Fig. 2.

SHARPIN is predicted to regulate TLR2-induced NF-κB and AP-1 activation. (A) cpdm and control BMM were stimulated with Pam₃CSK₄ (300 ng/mL) for 12 h, and RNA was extracted and analyzed by microarray (Agilent). A total of 400 genes (rows) induced at least threefold by Pam₃CSK₄ in control BMM in two independent experiments are shown. Genes are sorted according to impairment (top) or enhancement (bottom) of responses in cpdm BMM in two independent experiments. (Left) Pink intensity indicates increasing expression relative to unstimulated wild-type BMM. Values for each gene are scaled relative to the overall maximum value observed for that gene. (Right) Orange intensity indicates increasing GSEA enrichment scores for NF-κB– and AP-1–binding sites. (B) Details of NF-κB and AP-1 GSEA. Genes are ordered according to impairment (left) or enhancement (right) of responses in cpdm BMM. Red line: differences between Pam₃CSK₄ responses in cpdm and wild-type BMM for ordered genes.
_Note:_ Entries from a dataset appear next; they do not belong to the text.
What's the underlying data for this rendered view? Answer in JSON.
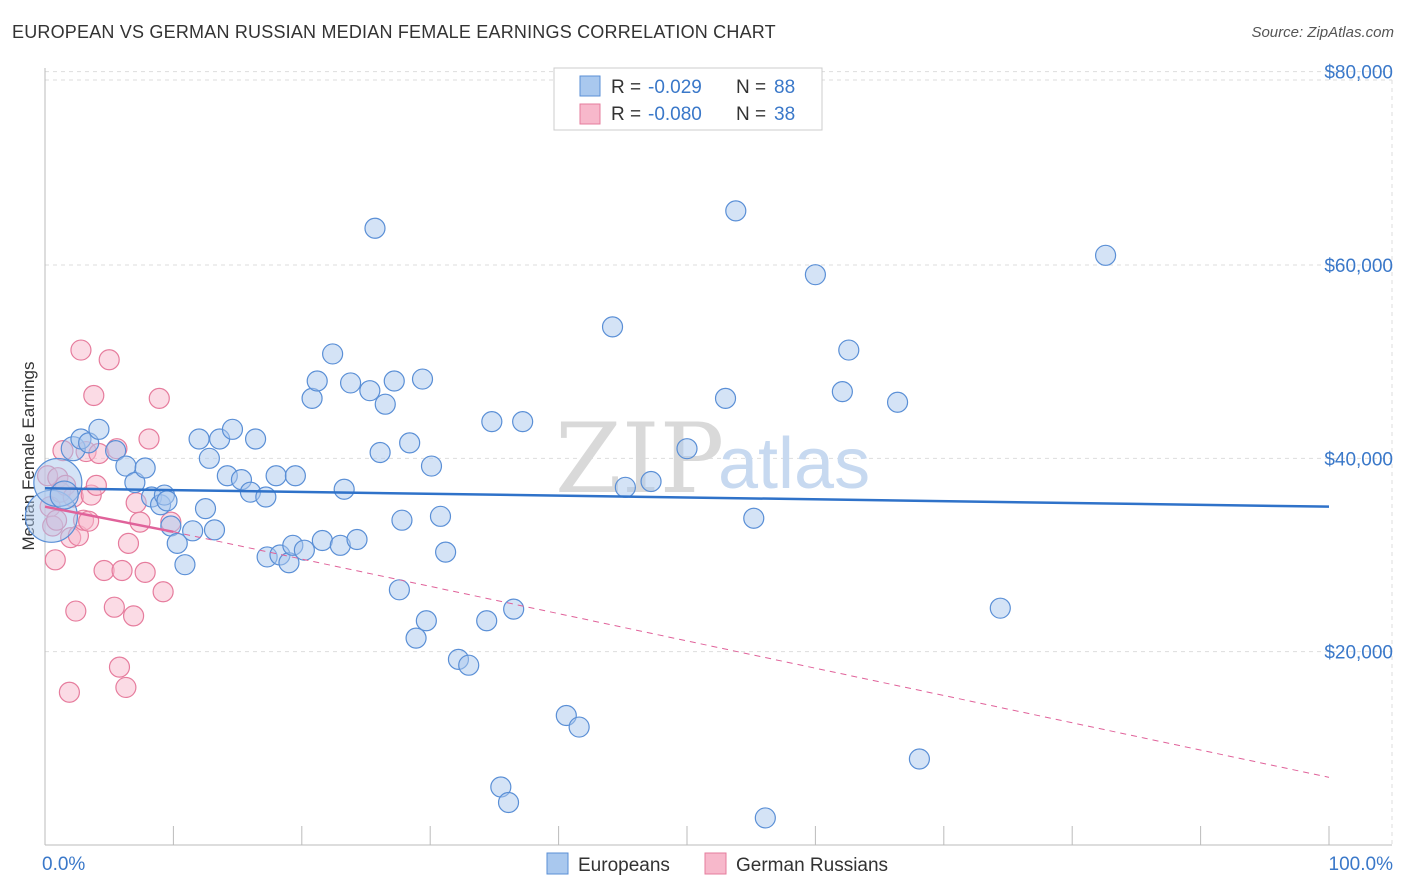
{
  "title": "EUROPEAN VS GERMAN RUSSIAN MEDIAN FEMALE EARNINGS CORRELATION CHART",
  "source": "Source: ZipAtlas.com",
  "watermark": {
    "zip": "ZIP",
    "atlas": "atlas"
  },
  "colors": {
    "blue_fill": "#a9c8ee",
    "blue_stroke": "#5a8fd6",
    "blue_line": "#2f72c9",
    "pink_fill": "#f7b8cb",
    "pink_stroke": "#e67c9d",
    "pink_line": "#e0629a",
    "grid": "#dddddd",
    "label": "#3a78c9"
  },
  "legend": {
    "rows": [
      {
        "r_label": "R = ",
        "r_value": "-0.029",
        "n_label": "N = ",
        "n_value": "88"
      },
      {
        "r_label": "R = ",
        "r_value": "-0.080",
        "n_label": "N = ",
        "n_value": "38"
      }
    ]
  },
  "bottom_legend": {
    "series1": "Europeans",
    "series2": "German Russians"
  },
  "chart_data": {
    "type": "scatter",
    "title": "EUROPEAN VS GERMAN RUSSIAN MEDIAN FEMALE EARNINGS CORRELATION CHART",
    "xlabel": "",
    "ylabel": "Median Female Earnings",
    "xlim": [
      0,
      100
    ],
    "ylim": [
      0,
      81000
    ],
    "x_tick_labels": [
      "0.0%",
      "100.0%"
    ],
    "y_ticks": [
      {
        "value": 20000,
        "label": "$20,000"
      },
      {
        "value": 40000,
        "label": "$40,000"
      },
      {
        "value": 60000,
        "label": "$60,000"
      },
      {
        "value": 80000,
        "label": "$80,000"
      }
    ],
    "series": [
      {
        "name": "Europeans",
        "R": -0.029,
        "N": 88,
        "trend": {
          "x": [
            0,
            100
          ],
          "y": [
            36900,
            35000
          ]
        },
        "points": [
          [
            0.5,
            34000,
            26
          ],
          [
            1.0,
            37500,
            24
          ],
          [
            1.5,
            36200,
            14
          ],
          [
            2.2,
            41000,
            12
          ],
          [
            2.8,
            42000,
            10
          ],
          [
            3.4,
            41600,
            10
          ],
          [
            4.2,
            43000,
            10
          ],
          [
            5.5,
            40800,
            10
          ],
          [
            6.3,
            39200,
            10
          ],
          [
            7.0,
            37500,
            10
          ],
          [
            7.8,
            39000,
            10
          ],
          [
            8.3,
            36000,
            10
          ],
          [
            9.0,
            35200,
            10
          ],
          [
            9.3,
            36200,
            10
          ],
          [
            9.5,
            35600,
            10
          ],
          [
            9.8,
            33000,
            10
          ],
          [
            10.3,
            31200,
            10
          ],
          [
            10.9,
            29000,
            10
          ],
          [
            11.5,
            32500,
            10
          ],
          [
            12.5,
            34800,
            10
          ],
          [
            12.0,
            42000,
            10
          ],
          [
            12.8,
            40000,
            10
          ],
          [
            13.2,
            32600,
            10
          ],
          [
            13.6,
            42000,
            10
          ],
          [
            14.2,
            38200,
            10
          ],
          [
            14.6,
            43000,
            10
          ],
          [
            15.3,
            37800,
            10
          ],
          [
            16.0,
            36500,
            10
          ],
          [
            16.4,
            42000,
            10
          ],
          [
            17.2,
            36000,
            10
          ],
          [
            17.3,
            29800,
            10
          ],
          [
            18.0,
            38200,
            10
          ],
          [
            18.3,
            30000,
            10
          ],
          [
            19.0,
            29200,
            10
          ],
          [
            19.3,
            31000,
            10
          ],
          [
            19.5,
            38200,
            10
          ],
          [
            20.2,
            30500,
            10
          ],
          [
            20.8,
            46200,
            10
          ],
          [
            21.2,
            48000,
            10
          ],
          [
            21.6,
            31500,
            10
          ],
          [
            22.4,
            50800,
            10
          ],
          [
            23.0,
            31000,
            10
          ],
          [
            23.3,
            36800,
            10
          ],
          [
            23.8,
            47800,
            10
          ],
          [
            24.3,
            31600,
            10
          ],
          [
            25.3,
            47000,
            10
          ],
          [
            25.7,
            63800,
            10
          ],
          [
            26.1,
            40600,
            10
          ],
          [
            26.5,
            45600,
            10
          ],
          [
            27.2,
            48000,
            10
          ],
          [
            27.6,
            26400,
            10
          ],
          [
            27.8,
            33600,
            10
          ],
          [
            28.4,
            41600,
            10
          ],
          [
            28.9,
            21400,
            10
          ],
          [
            29.4,
            48200,
            10
          ],
          [
            29.7,
            23200,
            10
          ],
          [
            30.1,
            39200,
            10
          ],
          [
            30.8,
            34000,
            10
          ],
          [
            31.2,
            30300,
            10
          ],
          [
            32.2,
            19200,
            10
          ],
          [
            33.0,
            18600,
            10
          ],
          [
            34.4,
            23200,
            10
          ],
          [
            34.8,
            43800,
            10
          ],
          [
            35.5,
            6000,
            10
          ],
          [
            36.1,
            4400,
            10
          ],
          [
            36.5,
            24400,
            10
          ],
          [
            37.2,
            43800,
            10
          ],
          [
            40.6,
            13400,
            10
          ],
          [
            41.6,
            12200,
            10
          ],
          [
            44.2,
            53600,
            10
          ],
          [
            45.2,
            37000,
            10
          ],
          [
            47.2,
            37600,
            10
          ],
          [
            50.0,
            41000,
            10
          ],
          [
            53.0,
            46200,
            10
          ],
          [
            53.8,
            65600,
            10
          ],
          [
            55.2,
            33800,
            10
          ],
          [
            56.1,
            2800,
            10
          ],
          [
            60.0,
            59000,
            10
          ],
          [
            62.1,
            46900,
            10
          ],
          [
            62.6,
            51200,
            10
          ],
          [
            66.4,
            45800,
            10
          ],
          [
            68.1,
            8900,
            10
          ],
          [
            74.4,
            24500,
            10
          ],
          [
            82.6,
            61000,
            10
          ]
        ]
      },
      {
        "name": "German Russians",
        "R": -0.08,
        "N": 38,
        "trend": {
          "x": [
            0,
            10
          ],
          "y": [
            35000,
            32400
          ]
        },
        "trend_dashed": {
          "x": [
            10,
            100
          ],
          "y": [
            32400,
            7000
          ]
        },
        "points": [
          [
            0.2,
            38200,
            10
          ],
          [
            0.4,
            35000,
            10
          ],
          [
            0.6,
            33000,
            10
          ],
          [
            0.8,
            29500,
            10
          ],
          [
            1.0,
            38000,
            10
          ],
          [
            1.2,
            36500,
            10
          ],
          [
            1.4,
            40800,
            10
          ],
          [
            1.6,
            37200,
            10
          ],
          [
            1.9,
            15800,
            10
          ],
          [
            2.0,
            31800,
            10
          ],
          [
            2.2,
            36000,
            10
          ],
          [
            2.4,
            24200,
            10
          ],
          [
            2.6,
            32000,
            10
          ],
          [
            2.8,
            51200,
            10
          ],
          [
            3.0,
            33600,
            10
          ],
          [
            3.2,
            40700,
            10
          ],
          [
            3.4,
            33500,
            10
          ],
          [
            3.6,
            36200,
            10
          ],
          [
            3.8,
            46500,
            10
          ],
          [
            4.0,
            37200,
            10
          ],
          [
            4.2,
            40500,
            10
          ],
          [
            4.6,
            28400,
            10
          ],
          [
            5.0,
            50200,
            10
          ],
          [
            5.4,
            24600,
            10
          ],
          [
            5.6,
            41000,
            10
          ],
          [
            5.8,
            18400,
            10
          ],
          [
            6.0,
            28400,
            10
          ],
          [
            6.3,
            16300,
            10
          ],
          [
            6.5,
            31200,
            10
          ],
          [
            6.9,
            23700,
            10
          ],
          [
            7.1,
            35400,
            10
          ],
          [
            7.4,
            33400,
            10
          ],
          [
            7.8,
            28200,
            10
          ],
          [
            8.1,
            42000,
            10
          ],
          [
            8.9,
            46200,
            10
          ],
          [
            9.2,
            26200,
            10
          ],
          [
            9.8,
            33400,
            10
          ],
          [
            0.9,
            33600,
            10
          ]
        ]
      }
    ]
  }
}
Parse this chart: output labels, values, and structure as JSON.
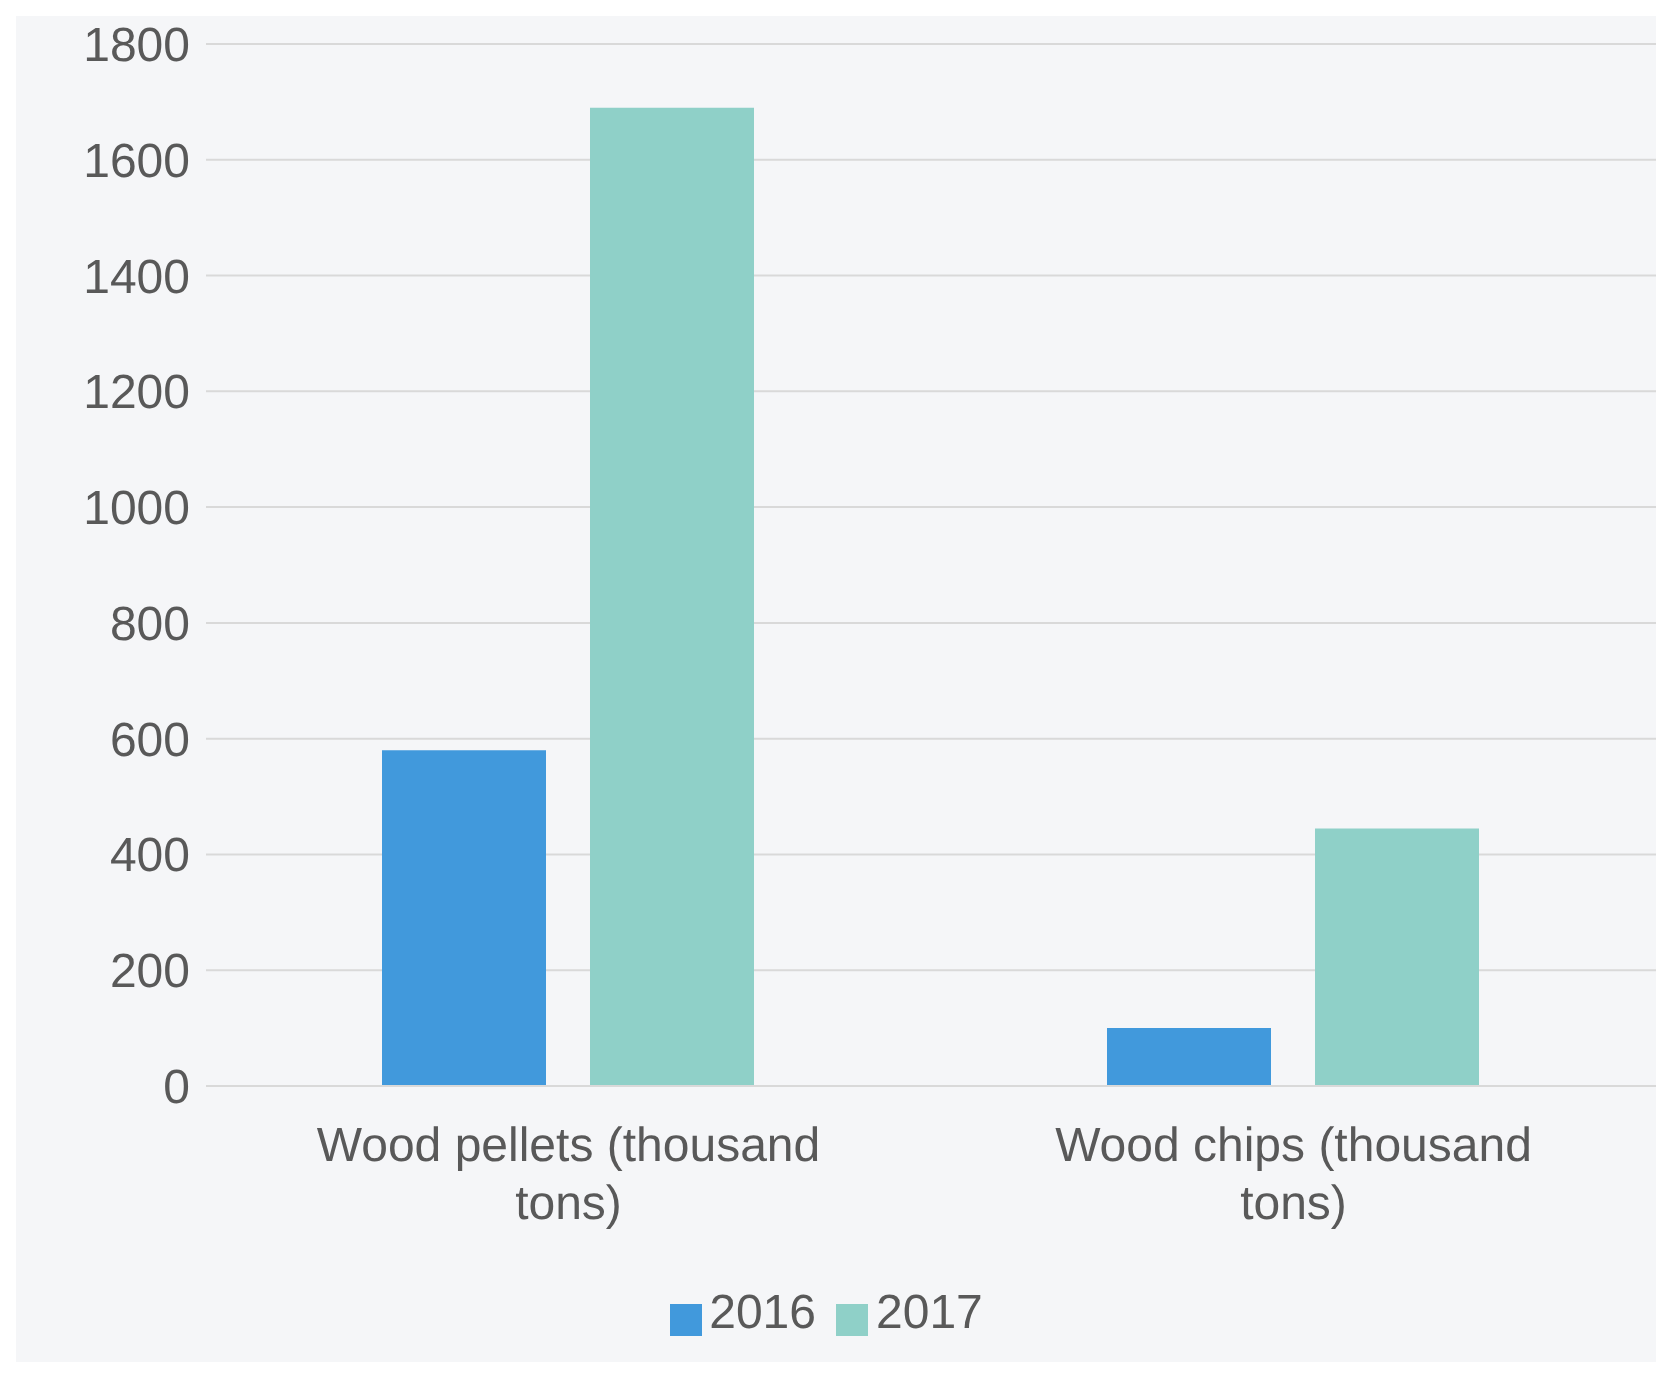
{
  "chart_data": {
    "type": "bar",
    "categories": [
      "Wood pellets (thousand tons)",
      "Wood chips (thousand tons)"
    ],
    "series": [
      {
        "name": "2016",
        "color": "#4199dc",
        "values": [
          580,
          100
        ]
      },
      {
        "name": "2017",
        "color": "#8fd0c8",
        "values": [
          1690,
          445
        ]
      }
    ],
    "ylim": [
      0,
      1800
    ],
    "yticks": [
      0,
      200,
      400,
      600,
      800,
      1000,
      1200,
      1400,
      1600,
      1800
    ],
    "grid": "y",
    "legend": "bottom"
  }
}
Blue bars: presence of NF-κB– or AP-1–binding sites in promoters of ordered genes. Orange lines: GSEA enrichment scores for NF-κB or AP-1, calculated using the effect of cpdm mutation on Pam₃CSK₄ responses (red line) and binding site information (blue bars). Dashed lines: median and 95% quantile maximum enrichment scores in permuted datasets. (C and D) Cytoscape interaction networks for NF-κB (C) and AP-1 (D). White, blue, and pink nodes (genes) are induced by Pam₃CSK₄ in a manner not affected, strongly impaired, or enhanced, respectively, by SHARPIN deficiency. Gray nodes: genes not induced by Pam₃CSK₄. Orange borders: genes predicted to regulate the networks as part of NF-κB (C) or AP-1 (D). Green and black edges (connecting genes and gene products): known protein–DNA and protein–protein interactions, respectively.